The gpt-oss-120b model achieves near-parity with OpenAI o4-mini on core reasoning benchmarks, while running efficiently on a single 80 GB GPU. The gpt-oss-20b model delivers similar results to OpenAI o3‑mini on common benchmarks and can run on edge devices with just 16 GB of memory, making it ideal for on-device use cases, local inference, or rapid iteration without costly infrastructure. Both models also perform strongly on tool use, few-shot function calling, CoT reasoning (as seen in results on the Tau-Bench agentic evaluation suite) and HealthBench (even outperforming proprietary models like OpenAI o1 and GPT‑4o).
These models are compatible with our Responses API and are designed to be used within agentic workflows with exceptional instruction following, tool use like web search or Python code execution, and reasoning capabilities—including the ability to adjust the reasoning effort for tasks that don’t require complex reasoning and/or target very low latency final outputs. They are entirely customizable, provide full chain-of-thought (CoT), and support Structured Outputs.
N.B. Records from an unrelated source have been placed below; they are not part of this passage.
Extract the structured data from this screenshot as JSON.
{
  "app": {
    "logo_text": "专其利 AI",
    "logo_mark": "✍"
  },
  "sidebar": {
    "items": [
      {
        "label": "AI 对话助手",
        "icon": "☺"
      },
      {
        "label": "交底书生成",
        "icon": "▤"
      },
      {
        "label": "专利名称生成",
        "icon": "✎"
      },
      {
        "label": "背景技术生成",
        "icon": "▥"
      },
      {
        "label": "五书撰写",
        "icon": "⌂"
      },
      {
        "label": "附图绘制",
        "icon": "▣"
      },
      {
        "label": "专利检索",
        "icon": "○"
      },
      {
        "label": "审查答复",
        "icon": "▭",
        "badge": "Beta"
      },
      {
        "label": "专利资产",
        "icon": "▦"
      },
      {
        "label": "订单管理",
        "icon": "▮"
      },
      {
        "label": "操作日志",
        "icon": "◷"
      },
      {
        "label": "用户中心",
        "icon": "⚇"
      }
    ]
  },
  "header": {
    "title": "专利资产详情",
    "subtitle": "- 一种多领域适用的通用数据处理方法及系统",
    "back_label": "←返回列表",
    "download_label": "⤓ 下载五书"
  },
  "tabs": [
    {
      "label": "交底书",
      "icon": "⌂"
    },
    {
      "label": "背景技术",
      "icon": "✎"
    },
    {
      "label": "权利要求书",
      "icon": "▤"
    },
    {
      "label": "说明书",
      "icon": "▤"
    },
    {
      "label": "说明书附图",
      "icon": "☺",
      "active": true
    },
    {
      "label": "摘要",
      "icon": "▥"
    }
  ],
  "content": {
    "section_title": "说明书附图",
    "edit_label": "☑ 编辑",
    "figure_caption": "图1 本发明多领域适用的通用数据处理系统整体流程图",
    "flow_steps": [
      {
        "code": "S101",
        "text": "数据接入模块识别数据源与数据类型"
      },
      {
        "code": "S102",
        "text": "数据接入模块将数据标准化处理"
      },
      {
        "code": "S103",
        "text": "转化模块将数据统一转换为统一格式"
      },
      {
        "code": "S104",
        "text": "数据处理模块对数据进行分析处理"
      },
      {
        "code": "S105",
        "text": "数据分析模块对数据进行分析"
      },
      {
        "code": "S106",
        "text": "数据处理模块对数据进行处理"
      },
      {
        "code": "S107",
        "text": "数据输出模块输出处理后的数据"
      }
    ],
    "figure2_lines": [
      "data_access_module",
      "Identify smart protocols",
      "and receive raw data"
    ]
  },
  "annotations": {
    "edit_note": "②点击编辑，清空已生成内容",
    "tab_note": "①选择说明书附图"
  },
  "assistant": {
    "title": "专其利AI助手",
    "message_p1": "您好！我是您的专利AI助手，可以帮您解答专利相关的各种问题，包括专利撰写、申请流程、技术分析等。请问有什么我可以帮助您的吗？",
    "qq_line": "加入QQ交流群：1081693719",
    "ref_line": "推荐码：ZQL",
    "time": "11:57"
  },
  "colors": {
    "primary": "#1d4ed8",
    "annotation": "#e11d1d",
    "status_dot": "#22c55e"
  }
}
Safety is foundational to our approach to releasing all our models, and is of particular importance for open models. In addition to running the models through comprehensive safety training and evaluations, we also introduced an additional layer of evaluation by testing an adversarially fine-tuned version of gpt-oss-120b under our Preparedness Framework. gpt-oss models perform comparably to our frontier models on internal safety benchmarks, offering developers the same safety standards as our recent proprietary models. We’re sharing the results of that work and more details in a research paper and in the model card. Our methodology was reviewed by external experts and marks a step forward in setting new safety standards for open-weight models.
We’ve also been working with early partners like AI Sweden, Orange, and Snowflake to learn about real-world applications of our open models, from hosting these models on-premises for data security to fine-tuning them on specialized datasets. We’re excited to provide these best-in-class open models to empower everyone—from individual developers to large enterprises to governments—to run and customize AI on their own infrastructure. Coupled with the models available in our API, developers can choose the performance, cost, and latency they need to power AI workflows.
The model card can be found here.
I comment some on the situation with CBRN/bio with respect to these models here.
Putting GPT back in the name but making it lowercase is a fun new installment in the “OpenAI can’t name things consistently” saga.
they’re actually referring to throwing your doctor, which is why it’s called “gp-toss”
this comment was at no point endorsed by its author
I think they are doing that quite deliberately. Like Greg Brockman said when announcing their third product named Codex: “We call this system - (smiling) in the grand tradition of OpenAI naming—Codex” https://www.youtube.com/watch?v=hhdpnbfH6NU
;-) I guess it’s too late to start a prediction market on whether gpt5 ends up being lowercased or without the dash before 5 (or with the “o” after 5) ;-) so many options, all tempting ;-)
am not at all involved in naming so not sure, but i’d guess none of it is intentional and more just the emergent result of compromise between a bunch of people / relatively little effort being expended on naming
Thanks!
I wonder who has the actual final decision power, after all deliberations and compromises, who is the person or a group actually saying, “yes, we are naming this new shiny thing as XYZ”.
Is it Sam? Or is there a meeting? Or is it just “organic”, like at some point discussions seem converge to that, and people just let it stay at whatever name it converged to?